Actuellement le Sénégal est le pays le plus stable de l’Afrique de l’ouest et à ce titre, l’issue de ces élections aura un impact sur la région. D’abord sur le plan économique, les choix de la politique monétaire du pays sera déterminant au vue des vieillîtes récurrentes de quitter la Zone Franc sous sa forme actuelle comme le préconise la CEDEAO ou sous une forme plus abrupte comme l’envisage les pays de l’Alliance des Etats du Sahel (AES).

Les relations internationales seront elles aussi au cœur de la future gouvernance du Sénégal. Les récentes ruptures de l’ordre constitutionnel ont remis sur la table la négociation ou la dénonciation des accords de défenses et de sécurité et certains accords liés à l’exploitation des ressources naturelles de plusieurs pays. A quoi s’ajoute l’accroissement du rejet de la France au profit de la Russie ou d’autres partenaires.

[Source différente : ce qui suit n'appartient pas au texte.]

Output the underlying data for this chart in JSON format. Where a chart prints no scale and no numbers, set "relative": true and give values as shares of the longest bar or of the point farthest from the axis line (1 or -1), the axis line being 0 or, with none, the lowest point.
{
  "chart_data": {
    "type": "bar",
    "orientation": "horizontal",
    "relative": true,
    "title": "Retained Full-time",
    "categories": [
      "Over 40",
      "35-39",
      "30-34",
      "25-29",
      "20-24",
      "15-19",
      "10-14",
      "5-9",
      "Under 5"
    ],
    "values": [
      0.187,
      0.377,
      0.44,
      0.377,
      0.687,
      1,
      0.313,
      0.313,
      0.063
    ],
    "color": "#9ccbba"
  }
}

Vous l’aurez compris, les enjeux sont cruciaux pour l’espace ouest africains fragilisé ces dernières années. Les deux principaux candidats en course pour la présidentielle, à savoir Amadou Ba et Bassirou Diomaye Faye ( ainsi que leurs mentors)  sont sur ces questions aux antipodes. L’un est le candidat de la continuité et l’autre de la rupture. Rappelons si besoin était que ce choix incombe exclusivement au peuple sénégalais qui au-delà de leur avenir ont aussi entre leurs mains celui d’une région phare du continent africain. Et en cela  c’est une élection sous-haute tension. 

Comme il est coutume de dire en de pareil circonstance, que le meilleur gagne et que la volonté du peuple sénégalais soit faites!